You don’t have to be a trained scientist to know that spending time online can raise your blood pressure.

That’s the darker nature of social media. Tools developed to meaningfully improve human communication have allowed people across the planet to argue about politics or hurl insults at one another at a speed undreamed of by our ancestors.

For the past several years, experts report drawing clear connections between time spent on apps such as Facebook or Twitter and elevated occurrences of depression, anxiety or isolation.

Those are adverse mental and emotional effects. But few researchers seemed to have delved deeply into the possible physical ill effects from the same activities.

That’s what’s intriguing about recently released findings from Augusta University researchers.

The findings from trained scientists? Spending time online can raise your blood pressure.

More specifically, people who use social media heavily have been found to suffer from high blood pressure at night, which is a leading risk factor for heart disease.

Dr.

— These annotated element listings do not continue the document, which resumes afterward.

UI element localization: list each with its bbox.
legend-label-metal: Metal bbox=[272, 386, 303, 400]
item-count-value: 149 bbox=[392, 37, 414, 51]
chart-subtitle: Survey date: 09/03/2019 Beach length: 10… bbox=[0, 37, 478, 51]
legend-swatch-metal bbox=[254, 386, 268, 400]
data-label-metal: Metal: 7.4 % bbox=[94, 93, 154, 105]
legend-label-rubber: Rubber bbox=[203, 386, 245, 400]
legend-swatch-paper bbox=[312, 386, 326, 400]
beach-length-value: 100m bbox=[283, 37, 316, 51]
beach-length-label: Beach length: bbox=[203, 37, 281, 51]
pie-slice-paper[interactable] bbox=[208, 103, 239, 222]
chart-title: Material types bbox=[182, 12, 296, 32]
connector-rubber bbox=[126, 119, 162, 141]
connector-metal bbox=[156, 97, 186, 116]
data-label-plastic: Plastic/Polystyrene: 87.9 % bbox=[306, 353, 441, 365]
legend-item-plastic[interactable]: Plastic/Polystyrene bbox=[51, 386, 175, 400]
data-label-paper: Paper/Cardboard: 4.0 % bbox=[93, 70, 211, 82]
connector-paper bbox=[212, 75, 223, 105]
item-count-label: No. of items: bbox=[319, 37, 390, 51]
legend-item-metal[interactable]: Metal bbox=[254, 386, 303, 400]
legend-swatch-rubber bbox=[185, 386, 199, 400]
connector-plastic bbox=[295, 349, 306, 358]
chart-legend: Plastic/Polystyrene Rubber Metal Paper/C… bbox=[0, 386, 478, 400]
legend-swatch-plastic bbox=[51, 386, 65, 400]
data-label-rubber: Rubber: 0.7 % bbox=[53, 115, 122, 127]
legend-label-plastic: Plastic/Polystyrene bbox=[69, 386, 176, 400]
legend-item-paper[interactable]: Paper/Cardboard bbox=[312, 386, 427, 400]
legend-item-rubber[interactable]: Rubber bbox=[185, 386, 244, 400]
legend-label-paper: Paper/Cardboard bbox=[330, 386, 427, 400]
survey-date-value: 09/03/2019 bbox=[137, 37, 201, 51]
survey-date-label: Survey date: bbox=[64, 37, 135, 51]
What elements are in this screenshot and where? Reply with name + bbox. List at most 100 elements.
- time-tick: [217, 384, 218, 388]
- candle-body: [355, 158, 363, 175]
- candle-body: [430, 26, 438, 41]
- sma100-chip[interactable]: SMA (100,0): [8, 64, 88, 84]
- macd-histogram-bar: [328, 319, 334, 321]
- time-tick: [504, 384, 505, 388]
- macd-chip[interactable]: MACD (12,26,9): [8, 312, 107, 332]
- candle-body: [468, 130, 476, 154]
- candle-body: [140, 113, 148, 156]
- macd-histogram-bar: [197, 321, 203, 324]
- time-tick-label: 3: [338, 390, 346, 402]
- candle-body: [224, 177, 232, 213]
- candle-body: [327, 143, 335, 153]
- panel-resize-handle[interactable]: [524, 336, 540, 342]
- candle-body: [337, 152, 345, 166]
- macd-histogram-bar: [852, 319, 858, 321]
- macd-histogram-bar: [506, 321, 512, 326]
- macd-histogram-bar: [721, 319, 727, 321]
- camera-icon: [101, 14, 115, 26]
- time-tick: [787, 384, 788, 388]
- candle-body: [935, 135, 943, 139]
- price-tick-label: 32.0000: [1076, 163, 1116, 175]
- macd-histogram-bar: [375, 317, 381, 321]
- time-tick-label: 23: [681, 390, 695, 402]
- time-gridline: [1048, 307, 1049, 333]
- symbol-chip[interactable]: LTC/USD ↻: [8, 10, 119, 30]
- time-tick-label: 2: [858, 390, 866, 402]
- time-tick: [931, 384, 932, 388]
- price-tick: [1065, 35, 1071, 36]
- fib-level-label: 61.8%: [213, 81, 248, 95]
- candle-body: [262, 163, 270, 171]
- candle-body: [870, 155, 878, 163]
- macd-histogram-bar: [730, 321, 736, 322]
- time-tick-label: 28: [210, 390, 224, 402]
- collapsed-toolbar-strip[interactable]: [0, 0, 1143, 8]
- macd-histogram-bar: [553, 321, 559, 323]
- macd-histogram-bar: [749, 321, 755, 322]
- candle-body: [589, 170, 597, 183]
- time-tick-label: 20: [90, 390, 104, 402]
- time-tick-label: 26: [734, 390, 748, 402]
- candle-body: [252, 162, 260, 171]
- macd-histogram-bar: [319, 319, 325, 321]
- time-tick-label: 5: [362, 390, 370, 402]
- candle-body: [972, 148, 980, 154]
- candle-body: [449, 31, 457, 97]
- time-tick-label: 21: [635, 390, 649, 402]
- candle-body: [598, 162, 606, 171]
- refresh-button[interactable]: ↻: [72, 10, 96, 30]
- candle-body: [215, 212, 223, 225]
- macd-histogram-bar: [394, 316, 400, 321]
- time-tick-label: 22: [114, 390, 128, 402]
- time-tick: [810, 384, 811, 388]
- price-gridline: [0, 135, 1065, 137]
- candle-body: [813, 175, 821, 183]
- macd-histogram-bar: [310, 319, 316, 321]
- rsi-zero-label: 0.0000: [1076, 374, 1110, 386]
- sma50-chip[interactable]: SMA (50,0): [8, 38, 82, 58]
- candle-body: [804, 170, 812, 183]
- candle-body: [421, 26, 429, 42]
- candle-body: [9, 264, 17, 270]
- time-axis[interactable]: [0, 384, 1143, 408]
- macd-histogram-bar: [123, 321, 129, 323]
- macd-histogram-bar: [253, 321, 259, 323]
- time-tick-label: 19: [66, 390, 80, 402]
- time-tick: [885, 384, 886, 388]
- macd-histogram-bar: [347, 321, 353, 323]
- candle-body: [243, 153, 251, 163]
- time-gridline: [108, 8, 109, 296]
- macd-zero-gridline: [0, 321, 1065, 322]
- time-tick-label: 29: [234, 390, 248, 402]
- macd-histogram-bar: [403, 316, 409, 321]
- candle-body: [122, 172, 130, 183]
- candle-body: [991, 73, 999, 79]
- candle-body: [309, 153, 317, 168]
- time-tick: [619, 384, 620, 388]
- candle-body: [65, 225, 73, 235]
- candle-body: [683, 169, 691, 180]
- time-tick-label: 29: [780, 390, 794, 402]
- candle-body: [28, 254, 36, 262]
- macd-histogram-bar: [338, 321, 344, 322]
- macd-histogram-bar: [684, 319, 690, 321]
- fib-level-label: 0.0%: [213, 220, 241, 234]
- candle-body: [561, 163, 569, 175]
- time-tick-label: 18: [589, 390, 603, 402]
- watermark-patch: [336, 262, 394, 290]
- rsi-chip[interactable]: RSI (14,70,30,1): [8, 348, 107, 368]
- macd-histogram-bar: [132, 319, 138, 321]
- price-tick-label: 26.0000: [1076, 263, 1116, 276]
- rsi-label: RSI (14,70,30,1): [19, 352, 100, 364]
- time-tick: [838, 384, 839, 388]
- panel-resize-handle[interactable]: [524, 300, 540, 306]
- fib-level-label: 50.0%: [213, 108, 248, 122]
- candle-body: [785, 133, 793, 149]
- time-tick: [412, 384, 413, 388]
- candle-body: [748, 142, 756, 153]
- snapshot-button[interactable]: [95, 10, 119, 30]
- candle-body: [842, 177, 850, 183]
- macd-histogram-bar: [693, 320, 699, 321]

James D. Halbert, a postdoctoral researcher at AU’s Georgia Prevention Institute, and Gregory Harshfield, the institute’s director, were looking for new sources of stress that raise blood pressure. They didn’t have far to look, given the sorry state of blood-boiling incivility online these days.

Studying their test subjects revealed that nighttime blood pressure was most prevalent among frequent cellphone users; whose personalities were a generally balanced mix of both introverted and extroverted qualities; and who fell within a certain age group.

But it wasn’t among old folks, as researchers were expecting. It occurred most often among millennials, the societal cohort loosely defined as people in their 20s or early 30s on which mobile technology had a formative influence.

Why those groups, and what specifically spurs the stress? The study’s authors aren’t sure, but it’s worth studying further. Social media is here to stay, and every problem connected with it should be fully understood for the sake of everyone’s wellness.

Lately, it seems just about every angle on social media’s negative mental-health effects has been explored, observed, measured, studied and written about by researchers for scholarly journals. We even came across a 2017 study from the Industry Psychiatry Journal, titled “Adverse health effects and unhealthy behaviors among dental undergraduates surfing social networking sites.”

But studies’ findings are difficult to dispute. You can be a social butterfly on Instagram or on message boards, but still can be a hermit. Social media shields you from actual personal human contact. And being deprived of that can spur depression, anxiety, disrupted sleep patterns and, as AU’s findings now indicate, a too-prevalent physical ailment that health professionals often dub “the silent killer.”

The increasing worry over coronavirus is sure to keep more citizens at home — which will glue more people to their computer keyboards and mobile devices. Without adding to rising hysteria, practice commonsense protection to avoid getting ill.

But after the disease known as COVID-19 fades, take extra preventive caution. There are very few reasonable excuses to stay shackled to social media that outweigh the importance of self-care. A sedentary, solitary lifestyle is a sure way to shorten your life. Spend less time tapping on a keyboard and more time staying physically active. And stay socially engaged the old-fashioned way — face-to-face.

An editorial from The Augusta Chronicle, Georgia.